There is still money in honey, with manuka honey producer Comvita reporting a $1.56 million profit for the past year, although the company is declining to declare a dividend.

The surplus was built on a 26.4% increase in total revenue for the year, with the medicinal honey company reporting $71.44 million in sales.

The company did record a fall in sales in its New Zealand and the UK markets, but this was offset by higher growth in its Asian and Australian business.

The net surplus after tax falls to $0.77 million when non-cash impairments and fair value movements of financial instruments are included.

Comvita chairman Neil Craig says the company has benefited from spending “significantly more” in the marketplace than it otherwise would have to secure its position.

“We also moved to reduce costs and rationalise the business resulting in a number of one-off restructuring costs.
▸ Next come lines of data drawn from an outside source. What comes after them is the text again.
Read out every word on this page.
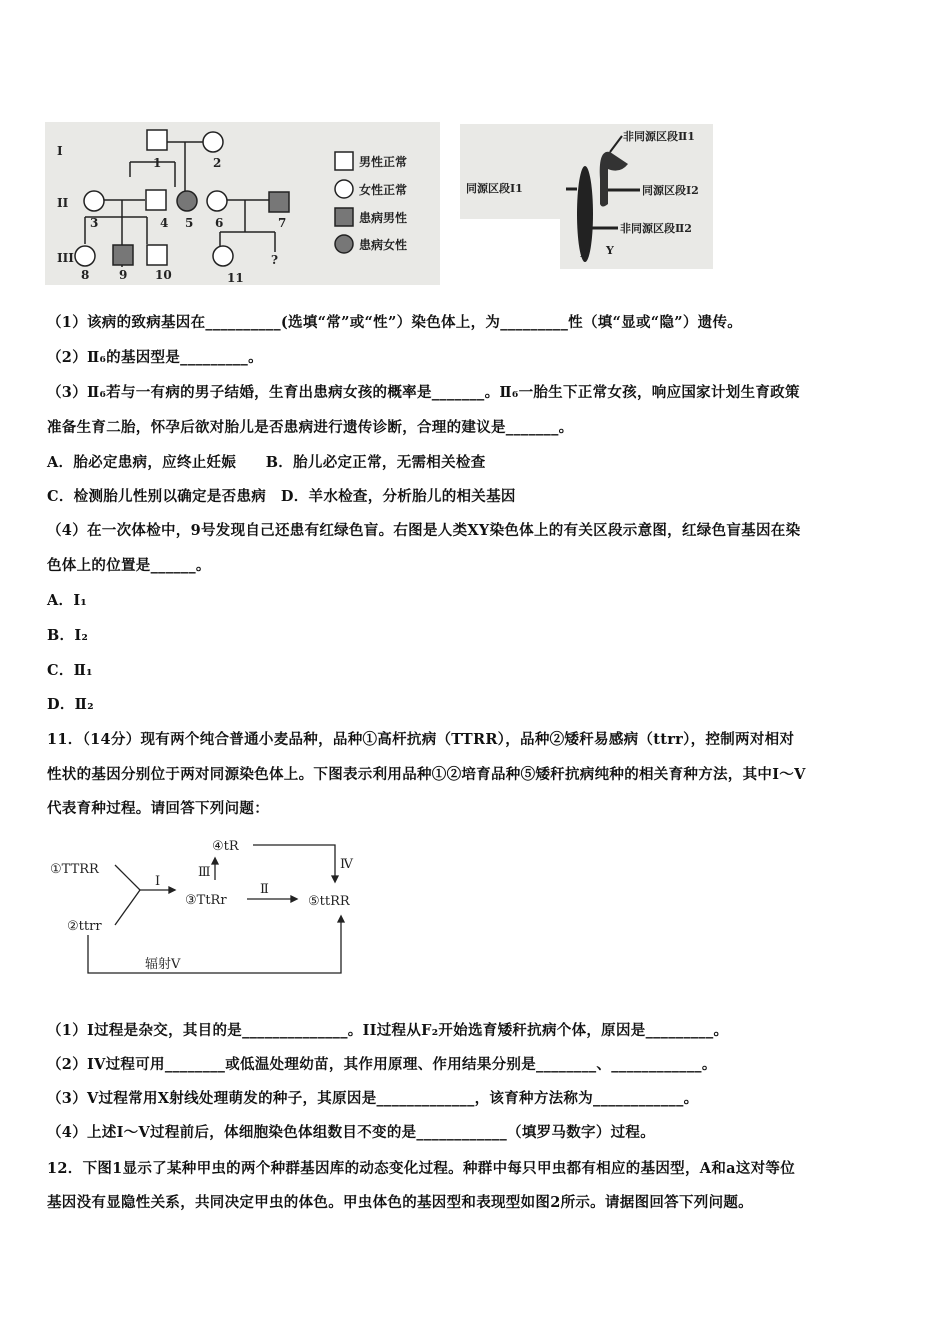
I
II
III
1	2
3	4 5 6	7
8 9 10	11
?
男性正常
女性正常
患病男性
患病女性
非同源区段Ⅱ1
同源区段Ⅰ1	同源区段Ⅰ2
非同源区段Ⅱ2
X Y
（1）该病的致病基因在__________(选填“常”或“性”）染色体上，为_________性（填“显或“隐”）遗传。
（2）Ⅱ₆的基因型是_________。
（3）Ⅱ₆若与一有病的男子结婚，生育出患病女孩的概率是_______。Ⅱ₆一胎生下正常女孩，响应国家计划生育政策
准备生育二胎，怀孕后欲对胎儿是否患病进行遗传诊断，合理的建议是_______。
A．胎必定患病，应终止妊娠　　B．胎儿必定正常，无需相关检查
C．检测胎儿性别以确定是否患病　D．羊水检查，分析胎儿的相关基因
（4）在一次体检中，9号发现自己还患有红绿色盲。右图是人类XY染色体上的有关区段示意图，红绿色盲基因在染
色体上的位置是______。
A．I₁
B．I₂
C．Ⅱ₁
D．Ⅱ₂
11．（14分）现有两个纯合普通小麦品种，品种①高杆抗病（TTRR），品种②矮秆易感病（ttrr），控制两对相对
性状的基因分别位于两对同源染色体上。下图表示利用品种①②培育品种⑤矮秆抗病纯种的相关育种方法，其中Ⅰ～Ⅴ
代表育种过程。请回答下列问题：
①TTRR
②ttrr
③TtRr
④tR
⑤ttRR
Ⅰ
Ⅱ
Ⅲ
Ⅳ
辐射Ⅴ
（1）I过程是杂交，其目的是______________。II过程从F₂开始选育矮秆抗病个体，原因是_________。
（2）IV过程可用________或低温处理幼苗，其作用原理、作用结果分别是________、____________。
（3）V过程常用X射线处理萌发的种子，其原因是_____________，该育种方法称为____________。
（4）上述Ⅰ～Ⅴ过程前后，体细胞染色体组数目不变的是____________（填罗马数字）过程。
12．下图1显示了某种甲虫的两个种群基因库的动态变化过程。种群中每只甲虫都有相应的基因型，A和a这对等位
基因没有显隐性关系，共同决定甲虫的体色。甲虫体色的基因型和表现型如图2所示。请据图回答下列问题。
This included the closing of our Cambridge factory and warehouse."

With increased profit and inventory reduction over the past few months, Comvita was able to pay back $2.5 million of its bank debt and is expecting to further reduce debt over the next 12 months.

A review of the company’s core operations saw some rationalisation of production and supply chain functions, while staff numbers have been reduced significantly.

However, the desire to preserve cash has seen the company decide to not declare a dividend at this time, according to Mr Craig.

“This position will be reviewed again after the six months to September 2009 result. It should be remembered however that Comvita's profitability is more weighted to the second half of the financial year."

The company has been on an aggressive acquisitions hunt over the past few years, with mixed success.

While Olive Products Australia and the Hong Kong distribution acquisition Greenlife have been performing well, Comvita has conceded that Medihoney has been slower to produce profits than anticipated at the time of the acquisition last year.

But Comvita has expressed confidence about the long-term success of the Medihoney brand, due to its growing market acceptance in the established medical wound care market in North America, UK and Europe.

Comvita chief executive Brett Hewlett acknowledges that the company’s earnings in the past two years have been below market expectations, but it was already seeing an encouraging start to the new year.

"During the last quarter of the past financial year our sales were more than 25% up on the same period in 2008. The first two months of this year are following a similar trend. We remain firmly on course with our growth strategy and are focused on delivering a sustainably higher level of profitability for our shareholders."